# Automated Gasbuddy Scraper

In [None]:
from bs4 import BeautifulSoup
import pandas as pd
import requests
import re
import numpy as np
from datetime import date
import time

### Scraping Function:

In [1]:
def price_check(postal_code, fuel_type):
    url = ('https://www.gasbuddy.com/home?search=' +
            postal_code +
            '&fuel=' +
            fuel_type +
            '&method=all&maxAge=0')

    # REPLACE 'YOUR_USER_AGENT_HEADER' with your own
    headers = 'YOUR_USER_AGENT_HEADER'
    page = requests.get(url, headers = headers)
    soup = BeautifulSoup(page.content, 'html.parser')
    soup_pretty = BeautifulSoup(soup.prettify(), 'html.parser')

    def postal_to_country(postal_code):
        if re.match('^\d{5}(?:[-\s]?\d{4})?$', postal_code):
            return 'US'
        else:
            return 'CA'

    country = postal_to_country(postal_code)

    brands = soup_pretty.find_all('h3', class_ = 'header__header3___1b1oq header__header___1zII0 header__midnight___1tdCQ header__snug___lRSNK StationDisplay-module__stationNameHeader___1A2q8')    
    brand_names = [brand.text.strip() for brand in brands]

    prices = soup_pretty.find_all('span', class_ = 'text__xl___2MXGo text__left___1iOw3 StationDisplayPrice-module__price___3rARL')  
    gas_prices = [price.text.strip().replace('¢','').replace('$','').replace('- - -', 'NaN') for price in prices]

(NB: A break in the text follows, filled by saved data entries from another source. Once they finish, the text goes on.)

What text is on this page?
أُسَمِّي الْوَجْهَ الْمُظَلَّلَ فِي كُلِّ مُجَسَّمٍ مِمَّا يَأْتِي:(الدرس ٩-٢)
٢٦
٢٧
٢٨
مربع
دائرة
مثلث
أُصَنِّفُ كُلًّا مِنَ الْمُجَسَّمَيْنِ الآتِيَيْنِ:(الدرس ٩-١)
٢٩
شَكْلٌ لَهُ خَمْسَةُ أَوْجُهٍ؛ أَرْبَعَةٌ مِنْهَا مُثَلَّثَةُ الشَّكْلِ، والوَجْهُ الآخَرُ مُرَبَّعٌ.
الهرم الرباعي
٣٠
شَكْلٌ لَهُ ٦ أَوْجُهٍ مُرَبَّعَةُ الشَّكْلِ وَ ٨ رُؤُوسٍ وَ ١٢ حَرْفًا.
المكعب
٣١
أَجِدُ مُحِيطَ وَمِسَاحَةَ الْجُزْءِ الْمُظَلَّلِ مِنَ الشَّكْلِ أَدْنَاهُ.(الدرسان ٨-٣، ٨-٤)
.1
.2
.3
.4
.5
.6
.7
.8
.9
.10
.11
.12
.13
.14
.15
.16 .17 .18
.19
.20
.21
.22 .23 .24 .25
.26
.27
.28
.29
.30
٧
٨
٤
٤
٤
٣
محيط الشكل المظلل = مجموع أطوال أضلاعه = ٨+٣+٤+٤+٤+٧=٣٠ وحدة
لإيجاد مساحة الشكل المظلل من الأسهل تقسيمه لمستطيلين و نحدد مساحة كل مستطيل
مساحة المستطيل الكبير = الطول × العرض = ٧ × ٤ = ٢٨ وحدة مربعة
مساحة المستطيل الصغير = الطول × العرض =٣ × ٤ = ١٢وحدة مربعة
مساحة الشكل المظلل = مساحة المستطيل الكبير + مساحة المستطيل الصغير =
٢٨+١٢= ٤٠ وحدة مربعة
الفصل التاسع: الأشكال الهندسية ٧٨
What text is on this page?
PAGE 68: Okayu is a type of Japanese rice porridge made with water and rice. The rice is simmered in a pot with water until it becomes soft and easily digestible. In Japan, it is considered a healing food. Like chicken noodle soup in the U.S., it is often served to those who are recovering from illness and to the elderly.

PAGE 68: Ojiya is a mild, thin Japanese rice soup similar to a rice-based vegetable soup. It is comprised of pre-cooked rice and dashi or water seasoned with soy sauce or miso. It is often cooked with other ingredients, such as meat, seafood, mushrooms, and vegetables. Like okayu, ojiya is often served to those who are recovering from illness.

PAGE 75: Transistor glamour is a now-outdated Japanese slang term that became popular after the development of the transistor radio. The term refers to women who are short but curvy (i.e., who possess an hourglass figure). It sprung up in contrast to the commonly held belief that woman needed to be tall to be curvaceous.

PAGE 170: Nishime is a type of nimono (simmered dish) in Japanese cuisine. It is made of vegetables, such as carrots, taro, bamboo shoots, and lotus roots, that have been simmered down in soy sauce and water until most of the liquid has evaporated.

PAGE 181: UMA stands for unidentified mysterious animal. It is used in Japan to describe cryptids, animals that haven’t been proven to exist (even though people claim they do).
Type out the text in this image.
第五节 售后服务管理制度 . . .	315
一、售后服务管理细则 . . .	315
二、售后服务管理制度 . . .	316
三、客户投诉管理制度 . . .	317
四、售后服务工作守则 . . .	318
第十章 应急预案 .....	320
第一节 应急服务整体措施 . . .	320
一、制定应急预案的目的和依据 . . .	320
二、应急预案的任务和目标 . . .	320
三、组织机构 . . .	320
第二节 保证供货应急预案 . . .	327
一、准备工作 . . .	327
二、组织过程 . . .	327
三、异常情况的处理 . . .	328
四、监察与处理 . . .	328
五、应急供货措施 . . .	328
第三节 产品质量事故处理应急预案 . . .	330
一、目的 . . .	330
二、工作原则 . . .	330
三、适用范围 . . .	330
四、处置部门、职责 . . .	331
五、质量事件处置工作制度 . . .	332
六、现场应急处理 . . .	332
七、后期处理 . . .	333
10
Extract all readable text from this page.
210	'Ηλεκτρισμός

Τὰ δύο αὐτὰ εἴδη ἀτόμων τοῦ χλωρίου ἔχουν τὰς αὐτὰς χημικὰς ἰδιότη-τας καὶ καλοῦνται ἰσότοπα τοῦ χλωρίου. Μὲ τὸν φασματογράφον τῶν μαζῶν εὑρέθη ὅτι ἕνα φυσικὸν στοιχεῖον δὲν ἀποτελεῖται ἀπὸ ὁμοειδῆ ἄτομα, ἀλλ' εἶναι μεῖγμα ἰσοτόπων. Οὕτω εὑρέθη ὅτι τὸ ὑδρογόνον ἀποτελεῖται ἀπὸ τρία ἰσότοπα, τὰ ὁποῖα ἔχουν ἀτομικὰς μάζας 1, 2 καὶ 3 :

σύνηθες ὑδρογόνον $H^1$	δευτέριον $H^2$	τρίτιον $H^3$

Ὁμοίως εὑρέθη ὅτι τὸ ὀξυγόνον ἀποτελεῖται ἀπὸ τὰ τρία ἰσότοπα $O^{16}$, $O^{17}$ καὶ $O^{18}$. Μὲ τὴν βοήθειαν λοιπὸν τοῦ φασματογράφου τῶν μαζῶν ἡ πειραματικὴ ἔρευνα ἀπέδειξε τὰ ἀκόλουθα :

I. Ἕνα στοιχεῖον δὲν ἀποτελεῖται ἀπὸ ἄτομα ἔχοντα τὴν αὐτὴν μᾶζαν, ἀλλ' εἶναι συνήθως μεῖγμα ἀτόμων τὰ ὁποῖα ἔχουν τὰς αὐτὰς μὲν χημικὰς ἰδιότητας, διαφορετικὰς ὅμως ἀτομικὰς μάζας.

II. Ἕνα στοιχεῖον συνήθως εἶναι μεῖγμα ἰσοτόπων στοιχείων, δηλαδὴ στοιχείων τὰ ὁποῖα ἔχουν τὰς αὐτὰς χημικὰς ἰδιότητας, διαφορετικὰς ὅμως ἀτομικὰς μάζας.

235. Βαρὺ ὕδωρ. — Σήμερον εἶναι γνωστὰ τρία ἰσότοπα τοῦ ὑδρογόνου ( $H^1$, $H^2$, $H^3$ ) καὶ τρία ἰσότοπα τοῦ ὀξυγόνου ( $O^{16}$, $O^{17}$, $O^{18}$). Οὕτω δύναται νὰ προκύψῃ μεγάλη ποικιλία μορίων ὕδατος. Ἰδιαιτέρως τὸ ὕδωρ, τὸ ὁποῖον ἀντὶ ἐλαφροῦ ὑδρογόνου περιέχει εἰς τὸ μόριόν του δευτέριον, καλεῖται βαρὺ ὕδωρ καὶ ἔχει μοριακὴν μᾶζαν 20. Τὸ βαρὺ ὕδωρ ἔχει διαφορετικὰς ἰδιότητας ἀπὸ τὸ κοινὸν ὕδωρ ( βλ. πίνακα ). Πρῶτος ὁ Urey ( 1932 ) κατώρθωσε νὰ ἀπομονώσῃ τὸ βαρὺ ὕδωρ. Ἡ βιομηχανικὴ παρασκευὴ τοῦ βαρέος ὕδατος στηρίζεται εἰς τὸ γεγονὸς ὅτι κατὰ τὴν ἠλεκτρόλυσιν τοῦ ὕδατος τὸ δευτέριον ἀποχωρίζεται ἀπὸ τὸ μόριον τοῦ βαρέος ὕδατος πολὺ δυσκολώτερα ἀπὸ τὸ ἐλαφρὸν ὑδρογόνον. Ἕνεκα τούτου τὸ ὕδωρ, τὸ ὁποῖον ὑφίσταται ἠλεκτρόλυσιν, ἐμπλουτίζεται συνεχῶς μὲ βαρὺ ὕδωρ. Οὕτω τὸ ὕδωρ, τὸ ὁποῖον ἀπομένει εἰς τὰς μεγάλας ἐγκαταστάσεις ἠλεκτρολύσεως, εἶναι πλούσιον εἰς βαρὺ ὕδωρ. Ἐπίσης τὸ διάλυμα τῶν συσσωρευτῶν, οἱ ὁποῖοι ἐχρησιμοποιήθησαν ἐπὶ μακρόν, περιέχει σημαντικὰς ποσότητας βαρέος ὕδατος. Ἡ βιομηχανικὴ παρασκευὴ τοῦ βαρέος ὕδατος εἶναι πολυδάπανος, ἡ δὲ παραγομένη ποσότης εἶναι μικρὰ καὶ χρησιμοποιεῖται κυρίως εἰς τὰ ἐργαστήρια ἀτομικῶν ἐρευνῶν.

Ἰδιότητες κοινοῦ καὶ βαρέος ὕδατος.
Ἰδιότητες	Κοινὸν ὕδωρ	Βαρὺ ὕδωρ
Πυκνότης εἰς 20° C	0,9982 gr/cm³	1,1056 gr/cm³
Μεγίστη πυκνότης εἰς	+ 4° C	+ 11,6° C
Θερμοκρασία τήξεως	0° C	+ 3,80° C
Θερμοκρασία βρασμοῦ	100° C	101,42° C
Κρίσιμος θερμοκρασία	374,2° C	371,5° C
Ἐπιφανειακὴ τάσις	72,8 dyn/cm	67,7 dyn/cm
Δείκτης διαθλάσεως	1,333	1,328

    addresses = soup_pretty.find_all('div', class_ = 'StationDisplay-module__address___2_c7v')
    station_addresses = [', '.join(re.split(r'\s{2,}', address.text.strip().replace('\n',''))) for address in addresses]

    date_of = date.today()

    df = pd.DataFrame({'Brand': brand_names, 
                       'Price': gas_prices, 
                       'Address': station_addresses,
                       'Date': date_of,
                       'Country': country
                      })
    
    path = (r'Automated Gas Scraper\gas_data_' +
            postal_code +
            '_fueltype' +
            fuel_type +
            '.csv')
    with open(path, 'a') as f:
        df.to_csv(f, encoding = 'utf-8', mode = 'a', index = False, header = f.tell()==0, lineterminator='\n')

### Automate Scraper:

In [None]:
# postal accepts any standard US or CA postal code format
# fuel takes as strings, digits 1-4, correspoding to: 1) Regular, 2) Midgrade, 3) Premium, 4) Diesel
postal = 'YOUR_POSTAL_CODE_HERE'
fuel = 'YOUR_FUEL_TYPE_HERE'
path = (r'Automated Gas Scraper\gas_data_' + 
        postal + 
        '_fueltype' + 
        fuel + 
        '.csv')

while(True):
    price_check(postal, fuel)
    time.sleep(86400)